Found Footage Review: “FEY”

TL;DR: Recommended

There is a fine line in movies of how long they should be. You want the film to be just as long as it needs to be, sure, that’s easy, but finding that right balance is the tough part. You need to cut it down until it hurts, losing scenes and moments you may love but that don’t serve the greater story. Then you have to rein in that cruelty with craft, so you can add a little art to the story, so it’s not just A to B to C. You want there to be a clear path, or at least a path, but you also want there to be some beauty to it, even if that beauty is ugly. Too many films go on far too long, the filmmakers are in love with the acting, or writing, or just the whole thing, and the point of it all gets lost in the weeds. Then there are movies, like FEY, that just needed a little more time to really hammer home the point they’re trying to make.

It’s a close thing.

It’s an art.

And if you get it wrong, you can ruin the whole film.

Thankfully, in this case, they didn’t.

FEY follows a young woman who has survived a traumatic ordeal as she enters the last phase of her recovery treatment. As part of her treatment, the woman needs to film herself and be recorded to prove that she has healed from her experience. The film is presented as footage she filmed, as well as footage from the woman assigned to her case. What begins as a simple document of a young woman’s final act of healing takes on a strange angle as we see her start trying to find answers to questions about why she was attacked and her own history.

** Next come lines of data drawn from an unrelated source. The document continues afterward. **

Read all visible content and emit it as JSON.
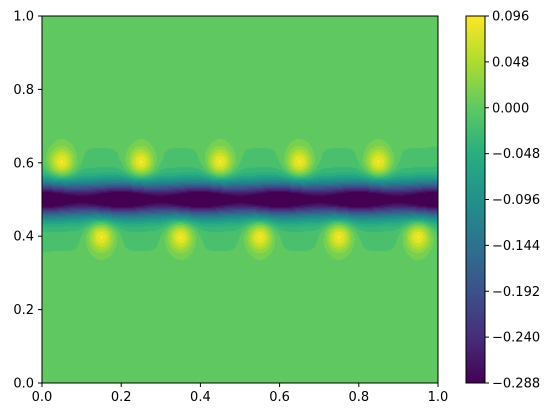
{
  "chart_data": {
    "type": "contourf",
    "title": "",
    "xlabel": "",
    "ylabel": "",
    "xlim": [
      0.0,
      1.0
    ],
    "ylim": [
      0.0,
      1.0
    ],
    "xticks": [
      "0.0",
      "0.2",
      "0.4",
      "0.6",
      "0.8",
      "1.0"
    ],
    "yticks": [
      "0.0",
      "0.2",
      "0.4",
      "0.6",
      "0.8",
      "1.0"
    ],
    "colormap": "viridis",
    "grid": false,
    "colorbar": {
      "placement": "right",
      "range": [
        -0.288,
        0.096
      ],
      "ticks": [
        "0.096",
        "0.048",
        "0.000",
        "−0.048",
        "−0.096",
        "−0.144",
        "−0.192",
        "−0.240",
        "−0.288"
      ],
      "tick_values": [
        0.096,
        0.048,
        0.0,
        -0.048,
        -0.096,
        -0.144,
        -0.192,
        -0.24,
        -0.288
      ]
    },
    "field": {
      "background_value": 0.0,
      "trough_band": {
        "y": 0.5,
        "value": -0.288
      },
      "peaks_upper": {
        "y": 0.6,
        "x": [
          0.05,
          0.25,
          0.45,
          0.65,
          0.85
        ],
        "value": 0.096
      },
      "peaks_lower": {
        "y": 0.4,
        "x": [
          0.15,
          0.35,
          0.55,
          0.75,
          0.95
        ],
        "value": 0.096
      }
    }
  }
}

We soon learn that the woman may have ties to a fertility cult and that she may still be in their crosshairs. As the mystery deepens, we see that whatever darkness the young woman had survived is nothing compared to what is still to come for her.

Were this not such a well-made, interesting movie, I wouldn’t recommend it. As the movie ends, there are still too many unanswered questions hanging in the air, and it’s hard not to feel frustrated. It feels, though, that this wasn’t the act of filmmakers who didn’t know what they were doing, but ones who were simply holding their cards too close to the vest.

This is well plotted, well acted, and is shot very well. They also do a good job of mixing in footage with onscreen text, which deepens the mystery.

And it’s the mystery that keeps you really invested, as it’s really interesting. Not completely original, but interesting, and that’s what makes the ending so frustrating.

The film is a slow-burn without a deeper story to tell, but it’s still creepy. The way it’s shot leaves the darkness a mystery, at times to the movie’s detriment. Even so, it’s a fun movie that really needed a little time to tell the whole story. At just under an hour, it feels like there’s too much meat on the bone.